Lo he pagado caro: soy un buen médico, pero un mal padre e hijo.
Cuando la vida exige elegir
Rara vez comparto mis sentimientos. Estoy acostumbrado a ser el que escucha, ayuda, salva. Pero hoy necesito expresar en voz alta lo que ha pesado en mi corazón durante años.
Soy médico. Mi profesión es mi vocación. Me entregué por completo a ella.
Pero descubrí demasiado tarde el precio que pagué.
El inicio del camino
Nací en un pequeño pueblo provinciano donde la vida transcurría tranquila y pausada. Mis padres esperaban que me quedara cerca, que me convirtiera en maestro o ingeniero, formara una familia y construyera una casa.
Sin embargo, siempre me atrajo la medicina.
Me matriculé en la universidad de una gran ciudad y después me quedé allí para siempre. El internado, la residencia, las guardias nocturnas, los exámenes constantes, las conferencias, las consultas interminables. Mi carrera como médico me absorbió por completo.
Al principio, visitaba a mis padres cada fin de semana. Luego, una vez al mes. Más tarde, cada seis meses.
Cuando me propusieron vender la casa y mudarse más cerca de mí, me emocioné. Pero ellos se negaron. Sus raíces estaban allí, entre las viejas calles, entre las tumbas de sus antepasados.
Me resigné. Pensé que teníamos aún mucho tiempo por delante.
Cuán equivocado estaba.
La paternidad perdida
Me casé. Tuvimos hijos.
Pero casi nunca estaba presente.
Mientras mi hijo aprendía a montar bicicleta, yo hacía guardia en la UCI.
Cuando mi hija tenía su primer amor escolar, yo luchaba por la vida de un paciente tras un grave accidente.
Cuando en casa apagaban las velas del pastel y reían, yo firmaba historiales clínicos y revisaba análisis.
Pensaba que así debía ser. Que estaba haciendo algo importante.
Pero de repente noté que mis hijos habían crecido.
Que sus primeras preguntas sobre la vida no me las hacían a mí.
Que si tenían un problema, iban con su madre.
Que cuando nos reunimos en familia -lo que ocurre muy raramente- bromean con mi esposa, comparten con ella sus pensamientos, pero casi no hablan conmigo.
Porque para ellos soy un extraño.
El dolor de la pérdida
Cuando mis padres comenzaron a envejecer, creía que aún tenía tiempo.
Llamaba una vez por semana. Preguntaba cómo estaban, qué había de nuevo.
Pero siempre las conversaciones eran cortas, pues tenía pacientes, colegas, trabajo que requería mi atención.
Cuando mi padre cayó enfermo, no pude ir de inmediato. Había operaciones urgentes, una conferencia. Siempre posponía el viaje.
Cuando finalmente me subí al coche y corrí a mi ciudad natal, ya era demasiado tarde.

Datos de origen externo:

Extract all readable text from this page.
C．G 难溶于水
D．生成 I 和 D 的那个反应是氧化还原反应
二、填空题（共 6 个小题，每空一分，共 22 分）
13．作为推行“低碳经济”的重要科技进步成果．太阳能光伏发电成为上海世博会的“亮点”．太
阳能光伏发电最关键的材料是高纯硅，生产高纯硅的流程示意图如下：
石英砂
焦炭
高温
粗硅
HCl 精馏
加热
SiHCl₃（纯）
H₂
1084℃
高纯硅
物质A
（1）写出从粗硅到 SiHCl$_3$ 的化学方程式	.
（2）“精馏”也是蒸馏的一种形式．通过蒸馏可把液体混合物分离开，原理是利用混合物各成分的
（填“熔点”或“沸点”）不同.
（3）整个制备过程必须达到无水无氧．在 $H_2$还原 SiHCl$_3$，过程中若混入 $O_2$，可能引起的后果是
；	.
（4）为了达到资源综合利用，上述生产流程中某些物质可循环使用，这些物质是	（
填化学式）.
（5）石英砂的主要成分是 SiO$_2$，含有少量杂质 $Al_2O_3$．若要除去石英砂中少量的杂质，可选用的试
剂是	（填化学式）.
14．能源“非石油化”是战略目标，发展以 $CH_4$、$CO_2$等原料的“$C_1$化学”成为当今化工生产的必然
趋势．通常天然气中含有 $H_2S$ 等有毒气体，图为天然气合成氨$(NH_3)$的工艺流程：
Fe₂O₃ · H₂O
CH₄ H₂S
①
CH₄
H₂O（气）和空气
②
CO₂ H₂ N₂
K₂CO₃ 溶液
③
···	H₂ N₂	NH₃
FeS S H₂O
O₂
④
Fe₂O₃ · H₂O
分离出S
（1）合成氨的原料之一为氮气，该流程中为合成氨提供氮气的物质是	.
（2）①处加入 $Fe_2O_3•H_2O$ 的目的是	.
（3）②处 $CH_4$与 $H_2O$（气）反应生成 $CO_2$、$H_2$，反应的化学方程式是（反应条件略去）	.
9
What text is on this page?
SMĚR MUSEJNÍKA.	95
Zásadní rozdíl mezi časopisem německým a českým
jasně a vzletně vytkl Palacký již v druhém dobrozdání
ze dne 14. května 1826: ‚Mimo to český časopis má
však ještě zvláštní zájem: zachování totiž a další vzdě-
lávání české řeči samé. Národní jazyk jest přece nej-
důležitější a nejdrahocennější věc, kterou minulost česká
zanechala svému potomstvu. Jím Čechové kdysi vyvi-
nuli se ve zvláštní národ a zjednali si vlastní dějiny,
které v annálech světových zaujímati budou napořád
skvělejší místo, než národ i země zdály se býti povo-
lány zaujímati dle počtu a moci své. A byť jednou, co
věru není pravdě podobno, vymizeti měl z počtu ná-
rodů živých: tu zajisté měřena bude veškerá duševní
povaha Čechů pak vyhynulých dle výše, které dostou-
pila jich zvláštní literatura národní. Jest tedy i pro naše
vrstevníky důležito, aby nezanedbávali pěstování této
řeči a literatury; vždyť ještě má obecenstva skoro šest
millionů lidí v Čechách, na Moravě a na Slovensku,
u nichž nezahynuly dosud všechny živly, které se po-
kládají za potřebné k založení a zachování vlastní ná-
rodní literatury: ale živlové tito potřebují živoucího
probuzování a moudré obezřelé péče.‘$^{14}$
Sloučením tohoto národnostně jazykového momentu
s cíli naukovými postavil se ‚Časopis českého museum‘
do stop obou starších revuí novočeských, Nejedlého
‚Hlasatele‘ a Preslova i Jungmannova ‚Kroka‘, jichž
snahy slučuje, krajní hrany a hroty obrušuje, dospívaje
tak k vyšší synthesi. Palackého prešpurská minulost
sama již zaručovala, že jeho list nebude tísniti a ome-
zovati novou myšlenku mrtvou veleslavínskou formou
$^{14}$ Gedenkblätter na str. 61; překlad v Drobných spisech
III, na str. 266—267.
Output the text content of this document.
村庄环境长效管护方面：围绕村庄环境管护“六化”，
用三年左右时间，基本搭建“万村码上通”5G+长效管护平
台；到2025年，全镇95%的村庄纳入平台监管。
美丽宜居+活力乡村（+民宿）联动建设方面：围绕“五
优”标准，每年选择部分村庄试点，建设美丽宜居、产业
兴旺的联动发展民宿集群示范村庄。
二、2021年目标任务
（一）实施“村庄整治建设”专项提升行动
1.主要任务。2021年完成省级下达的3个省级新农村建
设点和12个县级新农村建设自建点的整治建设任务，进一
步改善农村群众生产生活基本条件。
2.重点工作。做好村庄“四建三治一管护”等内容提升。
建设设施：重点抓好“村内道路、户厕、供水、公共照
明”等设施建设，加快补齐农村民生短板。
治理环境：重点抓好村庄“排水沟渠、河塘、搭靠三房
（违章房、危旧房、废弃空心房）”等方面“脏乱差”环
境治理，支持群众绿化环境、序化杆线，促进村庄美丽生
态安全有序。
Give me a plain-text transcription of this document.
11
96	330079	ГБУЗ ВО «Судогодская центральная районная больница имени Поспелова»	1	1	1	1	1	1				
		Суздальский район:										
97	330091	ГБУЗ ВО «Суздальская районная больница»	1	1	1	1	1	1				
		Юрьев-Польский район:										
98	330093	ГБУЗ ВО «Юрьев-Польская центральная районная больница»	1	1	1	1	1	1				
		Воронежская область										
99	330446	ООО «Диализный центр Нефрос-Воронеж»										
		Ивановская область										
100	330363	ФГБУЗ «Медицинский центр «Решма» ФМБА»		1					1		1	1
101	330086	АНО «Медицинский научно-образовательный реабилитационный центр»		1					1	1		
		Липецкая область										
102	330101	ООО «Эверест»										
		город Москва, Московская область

Un año después, mi madre falleció.
De nuevo, no llegué a tiempo.
Estaba frente a sus tumbas y no podía perdonarme.
No podía creer que encontraba tiempo para leer revistas médicas por la noche, pero no tenía tiempo para mis seres queridos.
Un día me hice una pregunta
Sé que soy un buen médico.
Sé que he salvado decenas de vidas, ayudado a muchas personas.
Pero la pregunta es: ¿habría sido este tipo de médico si no hubiera dedicado todo mi tiempo a la medicina?
Si hubiera llegado a casa a las seis, jugado con mis hijos, escuchado las historias de mis padres, pasado tiempo con mi esposa?
Conozco la respuesta.
No.
No me habría convertido en quien soy.
Pero otra respuesta me rompe el alma.
He pagado por esto un precio demasiado alto.
Me convertí en un buen médico porque fui un mal hijo y padre.
Y es un precio con el que tendré que vivir.